Torino, 18 luglio 1979. Sono da poco trascorse le 18:00 quando una Renault marrone con quattro persone a bordo accosta in prossimità del civico 340 di via Paolo Veronese. Da quella vettura con targa francese scendono due giovani a volto scoperto. Indossano entrambi dei camici da lavoro di colore blu e si dirigono spediti verso il Ristorante Bar Dell’Angelo. A servire i clienti all’interno della struttura c’è Francesca, ventisette anni, moglie del gestore. I ragazzi ordinano due amari e si guardano attorno tra i tavolini alla ricerca del signor Carmine, il titolare dell’esercizio.

TRE COLPI MORTALI

Trentanove anni, calabrese, papà di due bambini di quattro e cinque anni, l’ex camionista Carmine Civitate ha da poco realizzato il suo sogno di aprire un’attività in proprio. Sta facendo ritorno al suo locale dopo aver consegnato una birra e due caffè in un edificio nelle vicinanze. Appena rientrato non fa neppure in tempo ad appoggiare il vassoio sul bancone, i due si alzano in piedi, uno di loro estrae una pistola dalla tasca e spara a distanza ravvicinata. Tre colpi mortali: uno alla tempia e due al cuore. Civitate cade in una pozza di sangue tra le grida dei clienti e sotto gli occhi increduli della moglie. Gli assassini sono Marco Donat Cattin e Maurice Bignami, militanti di Prima Linea. Dopo aver portato a termine il delitto i terroristi fuggono con la vettura che li attende all’uscita. Pochi minuti più tardi la redazione dell’Ansa riceve la prima telefonata di rivendicazione: «Qui Prima Linea. Il gruppo di fuoco dell’organizzazione ha giustiziato il boia Villari. Onore al compagno Matteo Caggegi e alla compagna Barbara Azzaroni».

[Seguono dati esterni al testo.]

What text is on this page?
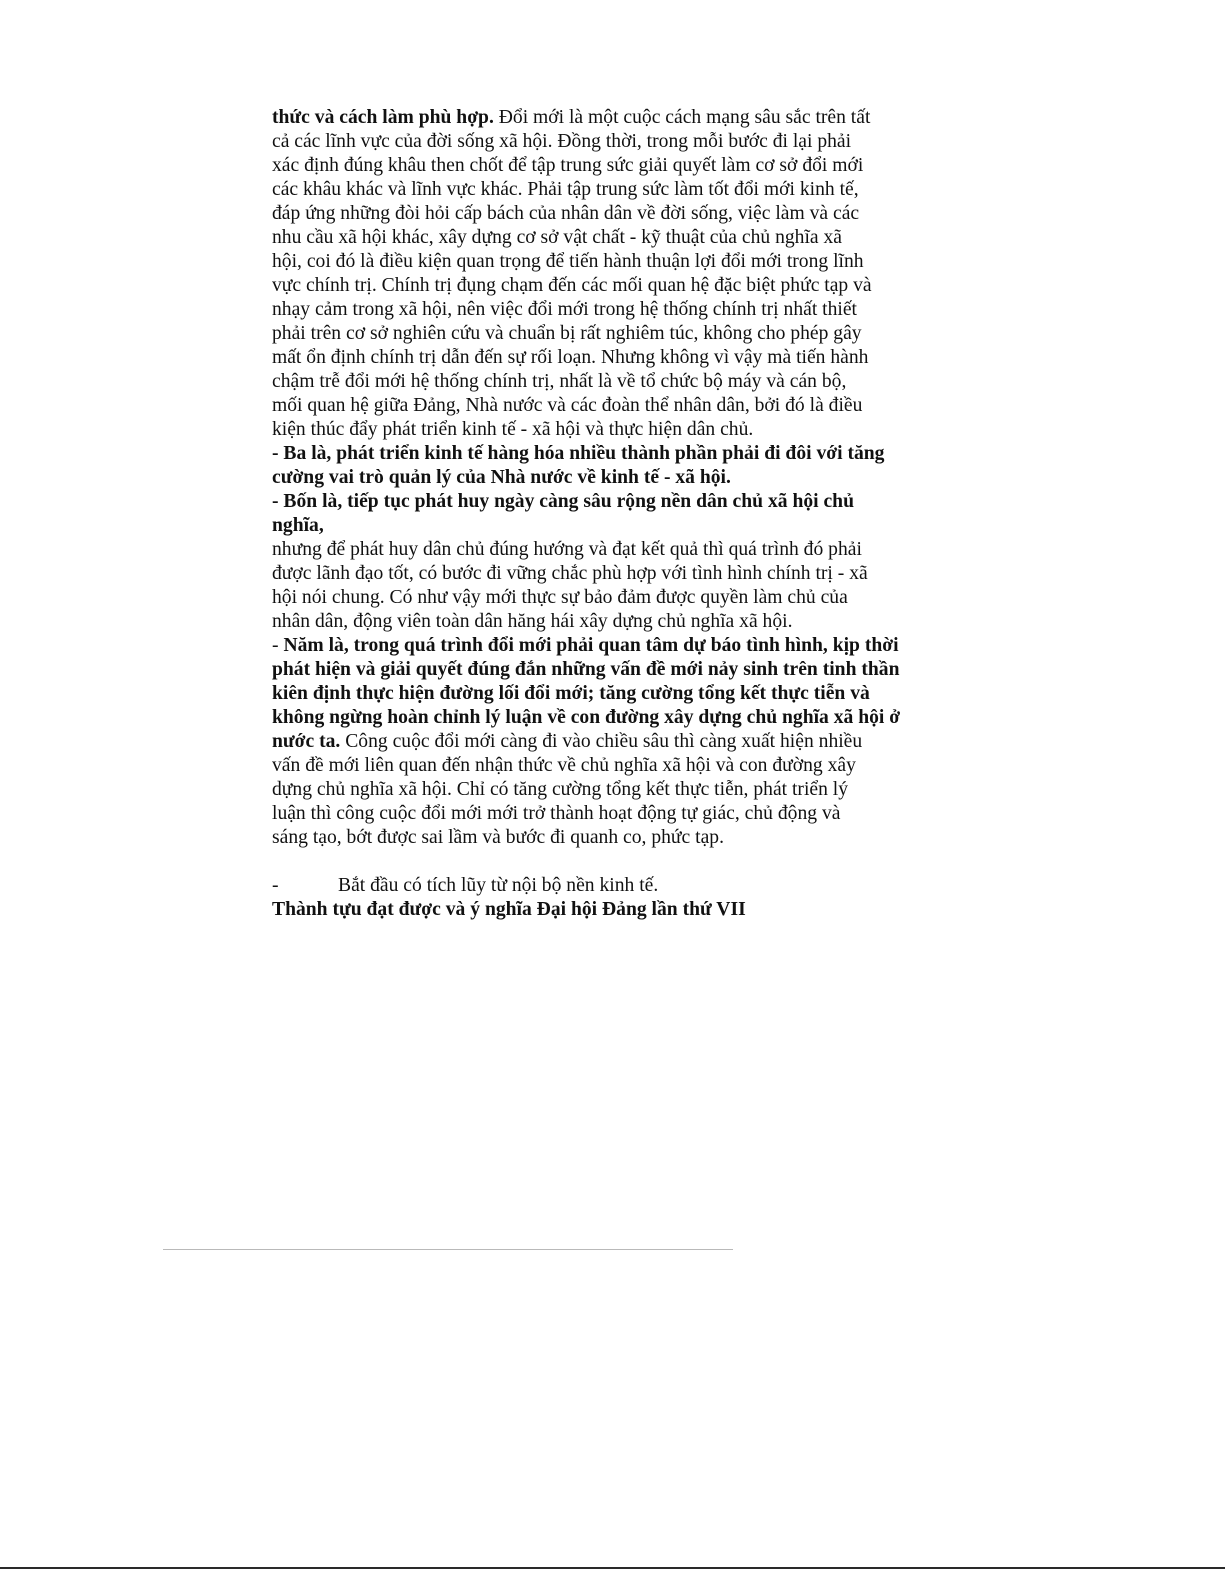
thức và cách làm phù hợp. Đổi mới là một cuộc cách mạng sâu sắc trên tất
cả các lĩnh vực của đời sống xã hội. Đồng thời, trong mỗi bước đi lại phải
xác định đúng khâu then chốt để tập trung sức giải quyết làm cơ sở đổi mới
các khâu khác và lĩnh vực khác. Phải tập trung sức làm tốt đổi mới kinh tế,
đáp ứng những đòi hỏi cấp bách của nhân dân về đời sống, việc làm và các
nhu cầu xã hội khác, xây dựng cơ sở vật chất - kỹ thuật của chủ nghĩa xã
hội, coi đó là điều kiện quan trọng để tiến hành thuận lợi đổi mới trong lĩnh
vực chính trị. Chính trị đụng chạm đến các mối quan hệ đặc biệt phức tạp và
nhạy cảm trong xã hội, nên việc đổi mới trong hệ thống chính trị nhất thiết
phải trên cơ sở nghiên cứu và chuẩn bị rất nghiêm túc, không cho phép gây
mất ổn định chính trị dẫn đến sự rối loạn. Nhưng không vì vậy mà tiến hành
chậm trễ đổi mới hệ thống chính trị, nhất là về tổ chức bộ máy và cán bộ,
mối quan hệ giữa Đảng, Nhà nước và các đoàn thể nhân dân, bởi đó là điều
kiện thúc đẩy phát triển kinh tế - xã hội và thực hiện dân chủ.
- Ba là, phát triển kinh tế hàng hóa nhiều thành phần phải đi đôi với tăng
cường vai trò quản lý của Nhà nước về kinh tế - xã hội.
- Bốn là, tiếp tục phát huy ngày càng sâu rộng nền dân chủ xã hội chủ
nghĩa,
nhưng để phát huy dân chủ đúng hướng và đạt kết quả thì quá trình đó phải
được lãnh đạo tốt, có bước đi vững chắc phù hợp với tình hình chính trị - xã
hội nói chung. Có như vậy mới thực sự bảo đảm được quyền làm chủ của
nhân dân, động viên toàn dân hăng hái xây dựng chủ nghĩa xã hội.
- Năm là, trong quá trình đổi mới phải quan tâm dự báo tình hình, kịp thời
phát hiện và giải quyết đúng đắn những vấn đề mới nảy sinh trên tinh thần
kiên định thực hiện đường lối đổi mới; tăng cường tổng kết thực tiễn và
không ngừng hoàn chỉnh lý luận về con đường xây dựng chủ nghĩa xã hội ở
nước ta. Công cuộc đổi mới càng đi vào chiều sâu thì càng xuất hiện nhiều
vấn đề mới liên quan đến nhận thức về chủ nghĩa xã hội và con đường xây
dựng chủ nghĩa xã hội. Chỉ có tăng cường tổng kết thực tiễn, phát triển lý
luận thì công cuộc đổi mới mới trở thành hoạt động tự giác, chủ động và
sáng tạo, bớt được sai lầm và bước đi quanh co, phức tạp.
-	Bắt đầu có tích lũy từ nội bộ nền kinh tế.
Thành tựu đạt được và ý nghĩa Đại hội Đảng lần thứ VII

«Guarda che l’uomo che avete ucciso non si chiama mica Villari», risponde il giornalista.

«FORSE ABBIAMO SBAGLIATO COGNOME, MA LUI È QUELLO»

«È il padrone del bar. Forse abbiamo sbagliato cognome, ma lui è quello», replica il terrorista prima di agganciare la cornetta. Villari è il cognome del precedente proprietario del locale, ma i terroristi diranno che hanno agito cercando proprio Civitate. Una seconda rivendicazione al quotidiano La Stampa ribadisce le intenzioni di Prima Linea.

Seguono altri comunicati. Su un foglio dattiloscritto consegnato alla redazione si può leggere quanto segue: «Un gruppo di fuoco dell’organizzazione comunista “Prima Linea” ha giustiziato la spia e delatore Carmine Civitate, corresponsabile dell’agguato, dell’uccisione premeditata dei compagni Barbara Azzaroni (Carla) e Matteo Caggegi (Charlie). Questo trattamento sarà riservato a tutti coloro che partecipano in prima persona alla campagna di annientamento delle organizzazioni comuniste combattenti, dei militanti del combattimento proletario».

Secondo gli assassini Civitate sarebbe stato colpevole di aver chiamato la polizia in data 28 febbraio, quando Barbara Azzaroni e Matteo Caggegi si erano incontrati nel suo locale per discutere gli ultimi dettagli di un’imminente operazione contro la sede del consiglio circoscrizionale di Madonna di Campagna. All’arrivo delle forze dell’ordine nacque un conflitto a fuoco che culminò con la morte dei due terroristi e con il ferimento di un agente di polizia.

In realtà quel giorno ad allertare le forze dell’ordine fu il proprietario della vicina tabaccheria, insospettito dall’acquisto di due maschere di carnevale (in quaresima) da parte dei giovani terroristi.